So you think its important to be able to estimate how well you are estimating something? Here is a fun test that has been given to plenty of other people.
I highly recommend you take the test before reading any more.
http://www.codinghorror.com/blog/2006/06/how-good-an-estimator-are-you.html
The discussion of this test at the blog it is quoted in is quite interesting, but I recommend you read it after taking the test. Similarly, one might anticipate there will be interesting discussion here on the test and whether it means what we want it to mean and so on.
My great apologies if this has been posted before. I did my bast with google trying to find any trace of this test, but if this has already been done, please let me know and ideally, let me know how I can remove my own duplicate post.
PS: The Southern California meetup 19 Dec 2010 was fantastic, thanks so much JenniferRM for setting it up. This post on my part is an indirect result of what we discussed and a fun game we played while we were there.

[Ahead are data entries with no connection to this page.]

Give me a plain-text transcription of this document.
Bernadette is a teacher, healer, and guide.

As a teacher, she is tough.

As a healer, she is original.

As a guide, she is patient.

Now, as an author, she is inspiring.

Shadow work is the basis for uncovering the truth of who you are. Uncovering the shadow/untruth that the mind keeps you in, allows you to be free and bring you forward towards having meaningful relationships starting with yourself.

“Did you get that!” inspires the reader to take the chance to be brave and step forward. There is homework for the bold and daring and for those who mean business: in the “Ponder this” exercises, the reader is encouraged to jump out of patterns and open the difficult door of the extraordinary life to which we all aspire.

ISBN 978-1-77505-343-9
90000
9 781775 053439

I got 8 right. The ones I got wrong were the Great Lakes (upper bound was too small by a factor of 1e8) and the currency in circulation (my range was .75-1.25T, and the right answer was slightly lower than my lower bound).
The problem I have with this is while it's structured well to punish overconfidence, it's not structured well to publish underconfidence. You can do better than 95% of respondents (according to the graph the author posted) if you write down -inf for your lower bound and +inf for your upper bound, since all 10 will be within your range (and so your error magnitude is 1, just as if you got 8 right). The fact that you're twice as bad at estimating as someone who writes down 0 as a lower bound and +inf as a upper bound shows up nowhere.
The best test of estimation ability would probably be: each guess costs you log(upper)-log(lower), and a guess that includes the answer gives you Y points. Y determines the minimum level of knowledge you need to guess, but if you narrow your guess you improve your score. You could then figure out what confidence interval people are using from the width they select, and see how that compares with their reported confidence.
This comment reflects how I realized I could game this... AFTER I took it though. Guess -inf to +inf for 9 of them, and something quite tight for the 10th. Then you've got your 90%.... but you don't really.